Howard Harris challenges the sentence imposed by the district court1 after he
pleaded guilty to a drug offense. His counsel has filed a brief and moved to withdraw
pursuant to Anders v. California, 386 U.S. 738 (1967). Harris has filed a pro se
supplemental brief and a motion to proceed pro se on appeal.
1
The Honorable Carol E. Jackson, United States District Judge for the Eastern
District of Missouri.
As part of his plea agreement, Harris waived his right to appeal his sentence
unless the district court departed upward from the Guidelines range.
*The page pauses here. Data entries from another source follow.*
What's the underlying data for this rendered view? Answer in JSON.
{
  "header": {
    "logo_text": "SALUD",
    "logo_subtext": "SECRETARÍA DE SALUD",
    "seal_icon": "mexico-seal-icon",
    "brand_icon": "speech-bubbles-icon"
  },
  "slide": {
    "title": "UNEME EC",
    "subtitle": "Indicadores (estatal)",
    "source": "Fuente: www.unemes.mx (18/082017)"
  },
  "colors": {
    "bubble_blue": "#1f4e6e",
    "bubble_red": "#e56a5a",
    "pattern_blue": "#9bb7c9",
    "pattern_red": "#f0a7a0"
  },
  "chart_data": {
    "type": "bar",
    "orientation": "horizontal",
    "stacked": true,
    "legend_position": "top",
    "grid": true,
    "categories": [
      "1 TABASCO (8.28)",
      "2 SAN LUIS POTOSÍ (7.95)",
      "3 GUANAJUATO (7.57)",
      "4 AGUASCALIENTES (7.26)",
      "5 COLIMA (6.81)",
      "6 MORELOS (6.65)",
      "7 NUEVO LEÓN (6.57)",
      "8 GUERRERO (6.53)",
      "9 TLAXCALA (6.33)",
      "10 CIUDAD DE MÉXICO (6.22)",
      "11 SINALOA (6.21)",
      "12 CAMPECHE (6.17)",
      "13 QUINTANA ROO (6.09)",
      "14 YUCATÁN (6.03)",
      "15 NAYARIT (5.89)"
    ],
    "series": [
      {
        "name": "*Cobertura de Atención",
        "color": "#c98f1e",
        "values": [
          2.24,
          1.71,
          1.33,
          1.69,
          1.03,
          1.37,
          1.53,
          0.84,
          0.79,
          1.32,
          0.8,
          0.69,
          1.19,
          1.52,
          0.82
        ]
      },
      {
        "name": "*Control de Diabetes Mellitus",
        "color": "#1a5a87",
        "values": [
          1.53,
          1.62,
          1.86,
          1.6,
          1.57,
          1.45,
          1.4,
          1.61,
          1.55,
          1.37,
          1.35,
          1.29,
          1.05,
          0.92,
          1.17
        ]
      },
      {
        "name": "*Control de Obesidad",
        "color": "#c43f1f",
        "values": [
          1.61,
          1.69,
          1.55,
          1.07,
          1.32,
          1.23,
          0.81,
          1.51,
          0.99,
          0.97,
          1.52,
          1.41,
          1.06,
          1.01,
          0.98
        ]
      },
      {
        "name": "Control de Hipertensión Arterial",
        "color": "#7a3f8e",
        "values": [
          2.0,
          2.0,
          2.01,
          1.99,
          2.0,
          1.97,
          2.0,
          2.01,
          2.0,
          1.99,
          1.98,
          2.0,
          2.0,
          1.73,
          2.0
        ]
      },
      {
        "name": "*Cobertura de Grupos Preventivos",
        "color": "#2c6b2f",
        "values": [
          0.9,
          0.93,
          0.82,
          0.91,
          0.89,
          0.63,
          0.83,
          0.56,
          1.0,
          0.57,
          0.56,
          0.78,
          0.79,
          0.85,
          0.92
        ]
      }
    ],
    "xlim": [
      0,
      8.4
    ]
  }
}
We conclude that
this waiver was knowing and voluntary. Among other things, Harris was assisted by
counsel at the change-of-plea and sentencing hearings; the court questioned him about
the appeal waiver at the change-of-plea hearing, verifying that he understood he was
waiving his right to appeal as part of the plea bargain, and then reminded him of the
appeal waiver at sentencing; his sentence does not conflict with the plea agreement; and
he was age 28, reported having earned a GED, and had prior experience with the
criminal justice system. See United States v. Michelsen, 141 F.3d 867, 871-72 (8th
Cir.) (appeal waiver is enforceable so long as it resulted from knowing and voluntary
decision; examining personal characteristics of defendant, such as age, education, and
prior experience with criminal justice system, when assessing knowledge and
voluntariness of decision), cert. denied, 525 U.S. 942 (1998); United States v. Greger,
98 F.3d 1080, 1081-82 (8th Cir. 1996) (so long as sentence is not in conflict with
negotiated plea agreement, knowing and voluntary waiver of right to appeal from
sentence will be enforced; waiver was knowing and intelligent where it was included
in plea agreement, discussed at change-of-plea hearing, and reviewed by court at
sentencing).
Accordingly, because Harris’s sentence was not an upward departure from the
Guidelines range, we now specifically enforce his promise not to appeal by dismissing
his appeal. See United States v. Estrada-Bahena, 201 F.3d 1070, 1071 (8th Cir. 2000)
(per curiam). We also grant counsel’s motion to withdraw, and deny the pending
motion as moot.
A true copy.
Attest:
CLERK, U.S. COURT OF APPEALS, EIGHTH CIRCUIT.